ХАМАТОВА: У меня появилась идея, с которой я в октябре одиннадцатого года пришла в пиар-службу нашего фонда. Довольно простодушная, но казавшаяся мне реализуемой. Понимая, что “наверху” сидят неглупые люди, я придумала дать интервью на самом-самом популярном телеканале самому популярному ведущему.
ГОРДЕЕВА: Например, Познеру.
ХАМАТОВА: Например, ему. И он, например, меня спрашивает: “А вы не боитесь, Чулпан, что, зная о том, как ваш фонд связан с государством, вас попросят принять участие в агитации на выборах?” А я бы ответила: “Ну что вы, они же порядочные люди и никогда не станут использовать свою помощь благотворительному фонду в качестве аргумента, принуждающего к агитации за них. Ведь это будет похоже на шантаж!” И вот, думала я, власти посмотрят такое интервью, сделают выводы. И даже если придут и попросят, то я им всегда смогу сказать: “Посмотрите, что я тут недавно наговорила у Познера! Назад пути нет!” И так мы, с одной стороны, не испортим отношения с государством, а с другой – не окажемся втянуты в политику.
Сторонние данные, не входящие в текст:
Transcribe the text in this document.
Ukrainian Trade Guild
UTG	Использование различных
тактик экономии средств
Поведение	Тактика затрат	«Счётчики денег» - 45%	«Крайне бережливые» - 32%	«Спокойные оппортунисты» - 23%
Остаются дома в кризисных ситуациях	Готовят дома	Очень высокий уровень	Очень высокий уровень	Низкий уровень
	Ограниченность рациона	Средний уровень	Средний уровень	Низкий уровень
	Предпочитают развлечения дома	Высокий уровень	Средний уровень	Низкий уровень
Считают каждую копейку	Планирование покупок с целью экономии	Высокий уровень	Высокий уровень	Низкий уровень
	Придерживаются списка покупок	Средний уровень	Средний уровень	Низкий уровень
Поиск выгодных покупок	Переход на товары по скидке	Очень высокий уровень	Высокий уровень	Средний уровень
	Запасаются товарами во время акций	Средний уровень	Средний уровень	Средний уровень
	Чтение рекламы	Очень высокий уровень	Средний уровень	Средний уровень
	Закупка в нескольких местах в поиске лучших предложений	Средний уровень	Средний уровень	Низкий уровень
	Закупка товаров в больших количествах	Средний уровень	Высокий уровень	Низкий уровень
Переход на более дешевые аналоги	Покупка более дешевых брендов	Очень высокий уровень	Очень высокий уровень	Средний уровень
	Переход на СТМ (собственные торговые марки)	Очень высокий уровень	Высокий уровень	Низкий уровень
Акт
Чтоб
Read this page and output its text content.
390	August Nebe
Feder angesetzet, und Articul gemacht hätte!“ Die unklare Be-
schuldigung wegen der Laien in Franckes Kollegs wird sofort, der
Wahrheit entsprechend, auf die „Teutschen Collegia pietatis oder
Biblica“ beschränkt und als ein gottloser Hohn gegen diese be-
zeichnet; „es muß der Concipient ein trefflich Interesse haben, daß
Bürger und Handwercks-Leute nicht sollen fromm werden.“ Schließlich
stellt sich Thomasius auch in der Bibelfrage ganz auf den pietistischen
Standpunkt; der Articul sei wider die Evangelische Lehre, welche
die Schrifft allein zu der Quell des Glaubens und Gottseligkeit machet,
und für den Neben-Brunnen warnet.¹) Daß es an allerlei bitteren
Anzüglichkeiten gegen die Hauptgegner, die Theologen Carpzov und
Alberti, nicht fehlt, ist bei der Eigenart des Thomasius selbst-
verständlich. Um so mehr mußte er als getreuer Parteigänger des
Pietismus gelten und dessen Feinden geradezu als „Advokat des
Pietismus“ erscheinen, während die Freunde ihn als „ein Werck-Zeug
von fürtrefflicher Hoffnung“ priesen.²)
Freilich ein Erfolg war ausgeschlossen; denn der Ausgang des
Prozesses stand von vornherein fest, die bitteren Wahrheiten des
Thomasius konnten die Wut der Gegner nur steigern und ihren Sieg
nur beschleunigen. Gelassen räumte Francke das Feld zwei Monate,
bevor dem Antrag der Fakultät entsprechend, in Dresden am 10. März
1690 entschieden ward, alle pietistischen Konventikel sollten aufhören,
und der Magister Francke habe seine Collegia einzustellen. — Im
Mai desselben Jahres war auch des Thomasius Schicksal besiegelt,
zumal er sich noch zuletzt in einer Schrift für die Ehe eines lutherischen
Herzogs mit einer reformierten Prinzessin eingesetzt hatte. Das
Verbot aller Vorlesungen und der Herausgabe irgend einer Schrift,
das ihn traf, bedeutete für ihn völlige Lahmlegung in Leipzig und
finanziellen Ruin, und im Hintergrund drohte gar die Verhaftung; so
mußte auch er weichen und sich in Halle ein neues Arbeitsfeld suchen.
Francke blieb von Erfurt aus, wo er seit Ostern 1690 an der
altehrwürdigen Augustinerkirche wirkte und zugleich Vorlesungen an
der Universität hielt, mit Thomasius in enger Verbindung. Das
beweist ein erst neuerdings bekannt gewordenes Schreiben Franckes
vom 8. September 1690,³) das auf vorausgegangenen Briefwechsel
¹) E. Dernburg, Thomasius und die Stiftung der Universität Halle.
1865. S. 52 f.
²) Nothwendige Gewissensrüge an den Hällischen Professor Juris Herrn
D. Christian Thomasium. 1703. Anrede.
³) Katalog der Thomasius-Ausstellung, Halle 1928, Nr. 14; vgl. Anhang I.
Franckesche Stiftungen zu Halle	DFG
ГОРДЕЕВА: Меня на встрече в фонде не было, я всю осень снимала “Победить рак”. Что наши тебе сказали?
ХАМАТОВА: Мне сказали не мутить воду, промолчать. “Зачем мы будем наталкивать их на эту мысль?” – ответили мне в фонде, предполагая, видимо, что в Кремле сидят идиоты. Надеясь на то, что пронесет и о нас не вспомнят. И тут я совершила, вероятно, одну из самых больших ошибок в своей жизни: прислушалась к ребятам и не стала настаивать на своем. До того каждую свою идею я оголтело защищала. А тут вдруг как-то безвольно согласилась, отступила.
Нас не пронесло. О нас вспомнили. Мне пришлось участвовать в предвыборной кампании. И это моя и только моя ошибка, что я сразу не заявила, что фонд вне политики, столкновение с которой в результате обогатило меня незабываемым опытом.
ГОРДЕЕВА: Как ты теперь для себя этот опыт определяешь?